Masters of 21st century escapism, Palm is renowned for creating vivid breaks in reality. Their upcoming album, Rock Island, presents the listener with a place to match the feeling. Completely ambiguous, Rock Island is more conceptual than concrete. On the album cover it’s an attic, in your mind maybe it’s your bedroom, maybe it’s a person. The isolation from main land can be perceived as freedom or unrest; liberty or exile. Either way Palm utilizes that sense of detachment to create a world entirely separate from that of which we are immersed in.

     Rising above the sea of sound, the first single “Pearly” is paradise. The band crafts their own dialect and integrates influences from 80’s pop to electronic. With math beats and art school influences, the central focus is communication. The sounds serve as signals, distraught and manipulated, desperate and candid. The guitars like flashlight beams trying to communicate in quick signals glinting after each other like morse code.

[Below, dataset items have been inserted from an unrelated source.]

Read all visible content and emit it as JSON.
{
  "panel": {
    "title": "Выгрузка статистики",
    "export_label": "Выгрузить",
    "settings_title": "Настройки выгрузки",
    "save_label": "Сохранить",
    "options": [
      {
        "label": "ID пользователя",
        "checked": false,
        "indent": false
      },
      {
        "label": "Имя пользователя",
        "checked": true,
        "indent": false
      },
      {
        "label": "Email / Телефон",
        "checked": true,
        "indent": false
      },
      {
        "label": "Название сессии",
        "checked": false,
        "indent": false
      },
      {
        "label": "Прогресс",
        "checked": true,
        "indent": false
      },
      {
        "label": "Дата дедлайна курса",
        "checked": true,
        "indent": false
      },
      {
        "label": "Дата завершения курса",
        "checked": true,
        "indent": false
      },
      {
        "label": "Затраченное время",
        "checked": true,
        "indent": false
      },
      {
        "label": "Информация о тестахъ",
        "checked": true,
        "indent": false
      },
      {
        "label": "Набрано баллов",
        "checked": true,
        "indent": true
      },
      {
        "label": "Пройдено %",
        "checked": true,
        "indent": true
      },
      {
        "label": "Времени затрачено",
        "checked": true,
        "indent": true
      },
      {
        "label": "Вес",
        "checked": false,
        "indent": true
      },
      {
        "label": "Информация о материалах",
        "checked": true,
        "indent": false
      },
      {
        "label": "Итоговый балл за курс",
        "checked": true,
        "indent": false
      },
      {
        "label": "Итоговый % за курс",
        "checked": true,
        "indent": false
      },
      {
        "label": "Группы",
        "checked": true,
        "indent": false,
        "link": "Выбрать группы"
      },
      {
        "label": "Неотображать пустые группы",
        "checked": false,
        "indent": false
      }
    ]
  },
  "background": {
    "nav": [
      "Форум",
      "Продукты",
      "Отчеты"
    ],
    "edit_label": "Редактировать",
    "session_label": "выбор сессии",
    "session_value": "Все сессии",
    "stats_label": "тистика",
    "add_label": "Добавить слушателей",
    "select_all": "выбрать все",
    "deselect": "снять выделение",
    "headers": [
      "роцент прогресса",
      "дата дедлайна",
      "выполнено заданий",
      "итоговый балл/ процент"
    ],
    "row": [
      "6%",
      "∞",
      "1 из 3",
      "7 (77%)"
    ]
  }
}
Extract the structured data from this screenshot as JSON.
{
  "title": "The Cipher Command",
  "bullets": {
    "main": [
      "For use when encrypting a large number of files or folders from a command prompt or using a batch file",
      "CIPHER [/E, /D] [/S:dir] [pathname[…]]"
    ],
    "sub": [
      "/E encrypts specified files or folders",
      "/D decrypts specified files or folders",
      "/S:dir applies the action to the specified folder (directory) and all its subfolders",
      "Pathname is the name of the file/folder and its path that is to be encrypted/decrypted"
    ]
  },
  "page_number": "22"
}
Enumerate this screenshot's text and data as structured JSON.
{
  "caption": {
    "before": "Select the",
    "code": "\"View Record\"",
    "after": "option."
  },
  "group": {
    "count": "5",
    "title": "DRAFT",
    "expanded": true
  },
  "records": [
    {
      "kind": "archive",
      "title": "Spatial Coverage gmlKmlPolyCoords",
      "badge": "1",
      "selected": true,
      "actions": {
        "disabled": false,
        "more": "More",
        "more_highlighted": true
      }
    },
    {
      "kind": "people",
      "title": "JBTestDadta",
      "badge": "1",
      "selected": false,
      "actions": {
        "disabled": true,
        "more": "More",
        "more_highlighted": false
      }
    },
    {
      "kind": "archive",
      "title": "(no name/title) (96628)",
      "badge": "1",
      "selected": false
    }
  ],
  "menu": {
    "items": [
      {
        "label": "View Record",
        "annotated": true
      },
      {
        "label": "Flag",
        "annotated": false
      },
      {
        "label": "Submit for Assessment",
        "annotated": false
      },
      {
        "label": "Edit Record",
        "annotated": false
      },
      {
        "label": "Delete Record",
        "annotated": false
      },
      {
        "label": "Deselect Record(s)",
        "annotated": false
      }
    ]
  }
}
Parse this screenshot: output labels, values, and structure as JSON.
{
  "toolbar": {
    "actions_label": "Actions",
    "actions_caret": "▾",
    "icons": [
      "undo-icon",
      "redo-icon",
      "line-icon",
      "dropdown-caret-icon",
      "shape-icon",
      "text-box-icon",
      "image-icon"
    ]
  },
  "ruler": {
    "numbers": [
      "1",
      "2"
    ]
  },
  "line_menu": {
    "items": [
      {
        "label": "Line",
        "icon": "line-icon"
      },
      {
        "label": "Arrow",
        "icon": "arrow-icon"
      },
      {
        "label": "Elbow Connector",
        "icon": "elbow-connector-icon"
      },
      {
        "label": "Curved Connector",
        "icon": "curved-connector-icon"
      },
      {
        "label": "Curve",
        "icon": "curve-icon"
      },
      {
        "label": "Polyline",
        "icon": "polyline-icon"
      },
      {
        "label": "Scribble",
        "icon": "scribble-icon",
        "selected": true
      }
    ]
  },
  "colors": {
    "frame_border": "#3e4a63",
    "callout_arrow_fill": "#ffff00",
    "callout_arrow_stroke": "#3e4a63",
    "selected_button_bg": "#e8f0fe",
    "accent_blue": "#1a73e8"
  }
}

      Even the vocals focus more on the interaction with the music instead of what they're actually trying to convey. The fragments that are able to be transmitted are fuzzy and broken, seemingly washed away by an undertow of sound. The second half of the chorus “I want nothing but the best for...” seems to get shipwrecked in the rising waves of hi-fi and synth. Good intentions without a clear motive, the song has an enigmatic warmth. The fuzz of the vocals and haze of heat again leave it up to the listener to decipher and interpret.

      Palm’s abstract obscurity allows for listeners to connect with the music in their own way. With no right or wrong interpretation each person visualizes Rock Island differently. “Pearly” is just as much a part of Palm as it is the listeners. They exert their own artistic vision while keeping enough distance for people to make it their own. The rest of Rock Island is due out February 9, 2018.